From its beginnings, Zionism has been a colonial and genocidal concept supported by imperial superpowers. I struggle to conceive of a version of Israel that could be anything but Far Right, but even so there is a spectrum amongst Israelis and their supporters – a spectrum on which current Prime Minister Benjamin Netanyahu and many others are pushing rightward as much as possible. Minister of National Security Itamar Ben-Gvir participated in the 2025 celebration of the 1967 annexation of East Jerusalem – a day of Israeli street marches, violence against Palestinians, storming of the United Nations Relief and Works Agency (UNRWA) headquarters, all while the crowds chanted “Death to Arabs”. Prime Minister Netanyahu’s statement was supportive: “We will keep Jerusalem united, whole, and under Israeli sovereignty. This is of course connected to the current war: the war of rebirth.”

It would be hard at this point to be unaware of the so-called “war” to which Netanyahu refers: in what has been described as the world’s first live-streamed genocide, Israel continues to rain bullets, shells, and bombs on Palestinians in Gaza while carrying out a simultaneous campaign of terror, kidnap, and torture. As of late May 2025, Al Jazeera reports 62,614 Palestinians killed since October 7, 2023. It’s highly likely those figures will greatly increase as bodies are located beneath rubble, as people die from injuries and disease and malnutrition, and – unless there is a dramatic change of course – the genocide continues unabated. But the so-called “war” isn’t limited just to genocide in Gaza. Israeli settlers, with Israeli military support, harass and threaten and kill Palestinians in the West Bank, persistently expanding settlements and claiming land and resources. Palestinians continue to live under apartheid and occupation, even as Israel engages in conflict further afield with Lebanon, Syria, Iraq, Yemen, and Iran.

Argentina

In Argentina, former television angry rant personality Javier Milei has held the presidential seat since December 2023. Rather than having a cohered base of his own, the election of Milei is considered to have been more of a vote against the pseudo-leftist norm. Nonetheless, he has proceeded to implement a range of austerity, anti-labour, and privatisation measures. Milei’s La Libertad Avanza (Freedom Advances) party has also set about securing power in local elections, winning local control of Argentina’s capital Buenos Aires.

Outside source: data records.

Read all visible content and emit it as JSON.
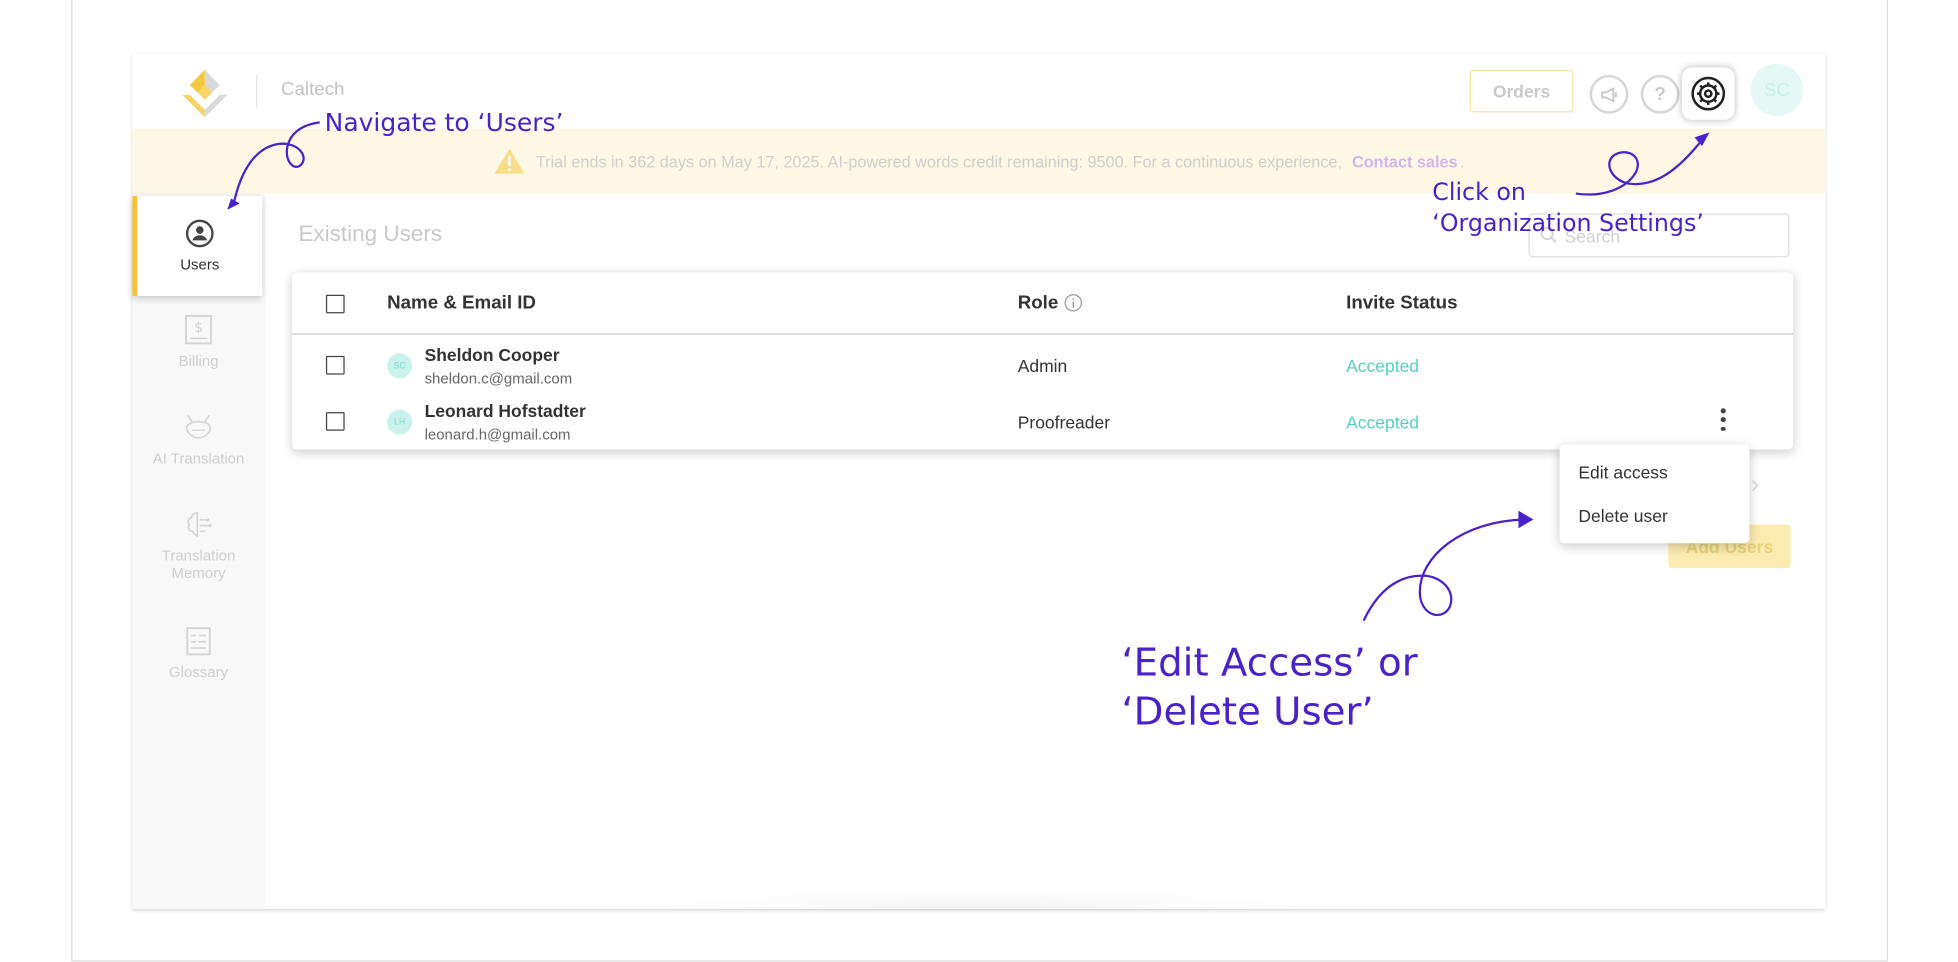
{
  "header": {
    "org_name": "Caltech",
    "orders_label": "Orders",
    "help_glyph": "?",
    "avatar_initials": "SC",
    "icons": [
      "announcement-icon",
      "help-icon",
      "gear-icon"
    ]
  },
  "banner": {
    "message": "Trial ends in 362 days on May 17, 2025. AI-powered words credit remaining: 9500. For a continuous experience,",
    "link": "Contact sales",
    "suffix": ".",
    "icon": "warning-icon"
  },
  "sidebar": {
    "items": [
      {
        "label": "Users",
        "icon": "user-circle-icon",
        "active": true
      },
      {
        "label": "Billing",
        "icon": "billing-icon",
        "active": false
      },
      {
        "label": "AI Translation",
        "icon": "robot-icon",
        "active": false
      },
      {
        "label": "Translation Memory",
        "icon": "brain-icon",
        "active": false
      },
      {
        "label": "Glossary",
        "icon": "glossary-icon",
        "active": false
      }
    ]
  },
  "main": {
    "title": "Existing Users",
    "search_placeholder": "Search",
    "columns": {
      "name": "Name & Email ID",
      "role": "Role",
      "status": "Invite Status"
    },
    "users": [
      {
        "initials": "SC",
        "name": "Sheldon Cooper",
        "email": "sheldon.c@gmail.com",
        "role": "Admin",
        "status": "Accepted"
      },
      {
        "initials": "LH",
        "name": "Leonard Hofstadter",
        "email": "leonard.h@gmail.com",
        "role": "Proofreader",
        "status": "Accepted"
      }
    ],
    "row_menu": {
      "edit": "Edit access",
      "delete": "Delete user"
    },
    "add_users_label": "Add Users",
    "pager_glyph": "›"
  },
  "annotations": {
    "step1": "Navigate to ‘Users’",
    "step2_line1": "Click on",
    "step2_line2": "‘Organization Settings’",
    "step3_line1": "‘Edit Access’ or",
    "step3_line2": "‘Delete User’"
  },
  "colors": {
    "accent_yellow": "#f6c23c",
    "annotation_purple": "#4a22c9",
    "status_green": "#52d3c0"
  }
}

Milei is a paragon of libertarianism (or, as he calls it, anarcho-capitalism). Eurasia Business News, for example, fawns over Milei having eliminated Argentina’s fiscal deficit. All this required, according to that publication, was “disruptive policy” such as: eliminating the Ministries of Culture, Health, Labor, and Social Development; austerity measures including eliminating subsidies for energy, and transport, which has caused severe economic hardship and increased poverty; the privatisation of state-owned firms; and anti-labour legislation.

Aotearoa New Zealand

We have a number of Far Right threads of our own to pull at here in Aotearoa New Zealand. For example, the Christchurch mosque mass murderer of 2019 was motivated by the Far Right Great Replacement conspiracy theory, which holds that the “White Race” is being “diluted” or “out-bred” by non-White immigrants. This is an extreme confluence of nationalism, racism, and xenophobia, and is a line of thinking which as we saw has murderous consequences. These ideas aren’t unique, and are in fact maintained in mainstream consciousness by more organised actors here in Aotearoa.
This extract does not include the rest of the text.